Maliki, who opposed a US strike on Syria and any outside military intervention there, said that he told US Vice President Joe Biden two years ago that Syria “would not be resolved in two years, or even more, and that the social situation, the political and population structure and the sensitive region make it difficult to predict the end of an armed conflict of such cruelty and ferocity.”

The prime minister, whose term ends in 2014, said that the rise in terrorism in Iraq is rooted in the rise of regional sectarianism and “directly related to the developments in the Syrian crisis and its repercussions on the Iraqi arena. We are very worried about the Syrian arena transforming into a field that attracts extremists, terrorists and sectarians from various parts of the world, gathering them in our neighborhood.”

Iraq's Prime Minister said he is "optimistic" about US-Iran ties and serious about preventing the flow of weapons to Syria.

Maliki said, "Our relationship with Turkey was stronger than our relationship with Iran." He added that Turkey “has been inclined to openly intervene in Iraq's affairs. This caused sectarian provocation, when [Ankara] stood with the Sunnis against Shiites. These cases have provoked the Iraqis and resulted in backlash against [Turkey]. We have asked the current Turkish government many times, both directly and indirectly, to go back on this approach. We still hope that Turkish officials will review their positions so that our relations can improve and grow.”
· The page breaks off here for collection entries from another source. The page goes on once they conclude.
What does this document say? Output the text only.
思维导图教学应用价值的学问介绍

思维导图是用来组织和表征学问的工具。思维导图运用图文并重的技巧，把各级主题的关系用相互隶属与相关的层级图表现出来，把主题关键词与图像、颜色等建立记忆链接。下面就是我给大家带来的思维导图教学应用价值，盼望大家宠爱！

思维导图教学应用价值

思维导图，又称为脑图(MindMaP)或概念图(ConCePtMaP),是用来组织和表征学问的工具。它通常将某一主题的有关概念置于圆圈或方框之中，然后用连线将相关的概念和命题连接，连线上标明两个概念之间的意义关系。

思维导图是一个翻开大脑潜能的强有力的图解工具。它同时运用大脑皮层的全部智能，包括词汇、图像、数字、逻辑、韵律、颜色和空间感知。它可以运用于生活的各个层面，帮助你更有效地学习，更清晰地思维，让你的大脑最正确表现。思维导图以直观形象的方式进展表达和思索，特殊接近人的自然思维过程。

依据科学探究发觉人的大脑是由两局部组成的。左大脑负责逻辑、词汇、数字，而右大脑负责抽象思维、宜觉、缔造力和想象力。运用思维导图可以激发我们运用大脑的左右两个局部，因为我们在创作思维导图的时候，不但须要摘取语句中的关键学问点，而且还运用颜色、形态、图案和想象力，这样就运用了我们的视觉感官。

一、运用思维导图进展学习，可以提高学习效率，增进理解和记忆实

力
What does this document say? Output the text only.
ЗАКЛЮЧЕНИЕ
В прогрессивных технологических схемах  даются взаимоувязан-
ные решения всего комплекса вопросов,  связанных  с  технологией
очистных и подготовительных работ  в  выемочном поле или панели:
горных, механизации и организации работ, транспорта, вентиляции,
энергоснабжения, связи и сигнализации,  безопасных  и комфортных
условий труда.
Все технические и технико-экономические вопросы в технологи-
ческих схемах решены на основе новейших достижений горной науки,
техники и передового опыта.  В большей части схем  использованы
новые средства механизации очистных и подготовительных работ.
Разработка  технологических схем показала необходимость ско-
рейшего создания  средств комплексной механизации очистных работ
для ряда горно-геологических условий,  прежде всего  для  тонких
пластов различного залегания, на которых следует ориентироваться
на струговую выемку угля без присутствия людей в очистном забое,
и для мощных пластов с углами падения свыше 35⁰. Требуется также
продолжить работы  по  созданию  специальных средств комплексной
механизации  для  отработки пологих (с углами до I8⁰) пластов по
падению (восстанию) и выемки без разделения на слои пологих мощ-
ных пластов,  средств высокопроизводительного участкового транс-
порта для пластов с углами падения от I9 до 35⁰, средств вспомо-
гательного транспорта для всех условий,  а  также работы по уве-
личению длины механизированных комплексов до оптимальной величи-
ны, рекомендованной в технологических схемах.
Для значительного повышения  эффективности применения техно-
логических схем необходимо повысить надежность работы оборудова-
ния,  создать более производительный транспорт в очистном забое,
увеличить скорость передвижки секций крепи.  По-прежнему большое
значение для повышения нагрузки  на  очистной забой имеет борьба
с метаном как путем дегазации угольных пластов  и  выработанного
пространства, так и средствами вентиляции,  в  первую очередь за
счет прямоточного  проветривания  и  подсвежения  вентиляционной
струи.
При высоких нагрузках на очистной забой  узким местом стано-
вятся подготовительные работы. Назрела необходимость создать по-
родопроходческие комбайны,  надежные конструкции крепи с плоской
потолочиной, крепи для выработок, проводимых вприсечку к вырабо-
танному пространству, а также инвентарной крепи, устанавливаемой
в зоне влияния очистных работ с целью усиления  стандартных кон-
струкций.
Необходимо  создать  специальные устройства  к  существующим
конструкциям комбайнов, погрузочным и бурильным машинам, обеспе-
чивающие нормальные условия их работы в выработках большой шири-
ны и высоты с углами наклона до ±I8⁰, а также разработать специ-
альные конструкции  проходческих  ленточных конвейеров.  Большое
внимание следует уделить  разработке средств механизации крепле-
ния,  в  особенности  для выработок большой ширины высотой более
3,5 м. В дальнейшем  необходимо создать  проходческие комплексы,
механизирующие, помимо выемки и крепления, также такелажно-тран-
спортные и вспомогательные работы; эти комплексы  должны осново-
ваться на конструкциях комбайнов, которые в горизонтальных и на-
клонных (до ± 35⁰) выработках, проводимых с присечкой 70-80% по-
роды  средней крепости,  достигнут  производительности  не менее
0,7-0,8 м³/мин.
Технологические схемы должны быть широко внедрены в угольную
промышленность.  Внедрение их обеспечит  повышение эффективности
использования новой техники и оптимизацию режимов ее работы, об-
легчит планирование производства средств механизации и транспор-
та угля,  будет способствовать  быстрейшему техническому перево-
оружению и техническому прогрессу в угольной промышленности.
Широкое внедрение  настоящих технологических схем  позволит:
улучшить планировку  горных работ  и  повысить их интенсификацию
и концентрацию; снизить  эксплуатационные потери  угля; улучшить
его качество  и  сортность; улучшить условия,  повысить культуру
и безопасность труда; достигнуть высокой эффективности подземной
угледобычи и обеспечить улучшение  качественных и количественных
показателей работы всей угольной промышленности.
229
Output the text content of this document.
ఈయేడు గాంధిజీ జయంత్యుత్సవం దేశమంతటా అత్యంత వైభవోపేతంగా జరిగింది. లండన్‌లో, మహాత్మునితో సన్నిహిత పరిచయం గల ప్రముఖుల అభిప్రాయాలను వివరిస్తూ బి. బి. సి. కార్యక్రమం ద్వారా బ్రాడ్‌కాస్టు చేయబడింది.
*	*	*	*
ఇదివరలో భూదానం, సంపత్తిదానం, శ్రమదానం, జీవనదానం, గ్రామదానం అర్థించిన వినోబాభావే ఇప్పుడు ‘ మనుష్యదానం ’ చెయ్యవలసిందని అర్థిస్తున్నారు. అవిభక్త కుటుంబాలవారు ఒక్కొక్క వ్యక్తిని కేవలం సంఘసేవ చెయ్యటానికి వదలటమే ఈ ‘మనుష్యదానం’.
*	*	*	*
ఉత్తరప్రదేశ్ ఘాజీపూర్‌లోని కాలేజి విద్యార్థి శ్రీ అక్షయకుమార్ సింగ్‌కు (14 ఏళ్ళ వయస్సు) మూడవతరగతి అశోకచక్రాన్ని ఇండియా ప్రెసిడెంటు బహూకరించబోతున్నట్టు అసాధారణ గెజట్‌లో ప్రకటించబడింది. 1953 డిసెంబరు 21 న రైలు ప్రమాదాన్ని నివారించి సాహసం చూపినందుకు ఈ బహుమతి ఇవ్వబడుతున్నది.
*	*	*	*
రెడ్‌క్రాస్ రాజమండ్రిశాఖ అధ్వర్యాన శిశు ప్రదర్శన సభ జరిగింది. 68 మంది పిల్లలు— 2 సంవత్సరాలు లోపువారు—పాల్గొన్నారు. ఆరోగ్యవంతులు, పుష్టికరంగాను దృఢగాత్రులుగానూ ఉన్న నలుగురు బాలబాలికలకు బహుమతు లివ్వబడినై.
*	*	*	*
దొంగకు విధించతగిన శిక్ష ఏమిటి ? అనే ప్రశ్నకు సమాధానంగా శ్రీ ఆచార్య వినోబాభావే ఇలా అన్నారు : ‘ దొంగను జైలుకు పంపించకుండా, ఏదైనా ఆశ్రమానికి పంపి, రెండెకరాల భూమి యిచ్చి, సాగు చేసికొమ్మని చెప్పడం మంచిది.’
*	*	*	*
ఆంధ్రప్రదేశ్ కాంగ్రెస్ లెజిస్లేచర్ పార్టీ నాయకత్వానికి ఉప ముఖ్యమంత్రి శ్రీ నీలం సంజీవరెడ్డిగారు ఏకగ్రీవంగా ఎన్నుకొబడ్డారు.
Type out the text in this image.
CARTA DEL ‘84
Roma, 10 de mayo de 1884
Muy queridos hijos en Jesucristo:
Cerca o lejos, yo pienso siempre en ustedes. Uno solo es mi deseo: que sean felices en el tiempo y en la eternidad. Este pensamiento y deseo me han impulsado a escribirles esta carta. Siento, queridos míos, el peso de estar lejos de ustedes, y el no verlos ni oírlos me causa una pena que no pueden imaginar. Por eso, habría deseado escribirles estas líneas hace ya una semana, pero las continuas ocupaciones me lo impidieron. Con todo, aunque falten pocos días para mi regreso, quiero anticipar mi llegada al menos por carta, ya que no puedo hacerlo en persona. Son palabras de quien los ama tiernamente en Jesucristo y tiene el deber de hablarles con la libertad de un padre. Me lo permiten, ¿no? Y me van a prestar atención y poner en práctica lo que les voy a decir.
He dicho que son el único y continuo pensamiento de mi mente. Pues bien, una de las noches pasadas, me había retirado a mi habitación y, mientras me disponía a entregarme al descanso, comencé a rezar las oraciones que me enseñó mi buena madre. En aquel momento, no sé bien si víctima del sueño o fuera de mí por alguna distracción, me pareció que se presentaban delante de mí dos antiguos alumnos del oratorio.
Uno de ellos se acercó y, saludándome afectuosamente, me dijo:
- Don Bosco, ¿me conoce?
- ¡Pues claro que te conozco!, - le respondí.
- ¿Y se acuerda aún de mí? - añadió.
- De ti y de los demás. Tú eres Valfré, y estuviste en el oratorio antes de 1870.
"We want good relations with all countries, especially neighboring countries. But we are doing what we can to form such relations based on shared interests, mutual respect and noninterference in internal affairs. When we find a country that has shared principles, our relationship grows and develops. This is how our relations begin with all countries of the world, including Iran and Turkey. We have a very developed relationship with Turkey, and it was stronger than our relationship with Iran. Until now, our commercial trade with Turkey has far exceeded that with Iran. But in recent years, the current Turkish government has been inclined to openly intervene in Iraq's affairs. [Turkey] intervened in the details of the political and electoral situation, and sometimes put its ties with political, partisan or nationalist parties before its ties with the Iraqi state and its legitimate institutions. This caused sectarian provocation, when [Ankara] stood with the Sunnis against Shiites. These cases have provoked the Iraqis and resulted in a backlash against [Turkey]. We have asked the current Turkish government many times, both directly and indirectly, to go back on this approach. We still hope that Turkish officials will review their positions so that our relations can improve and grow." Maliki said.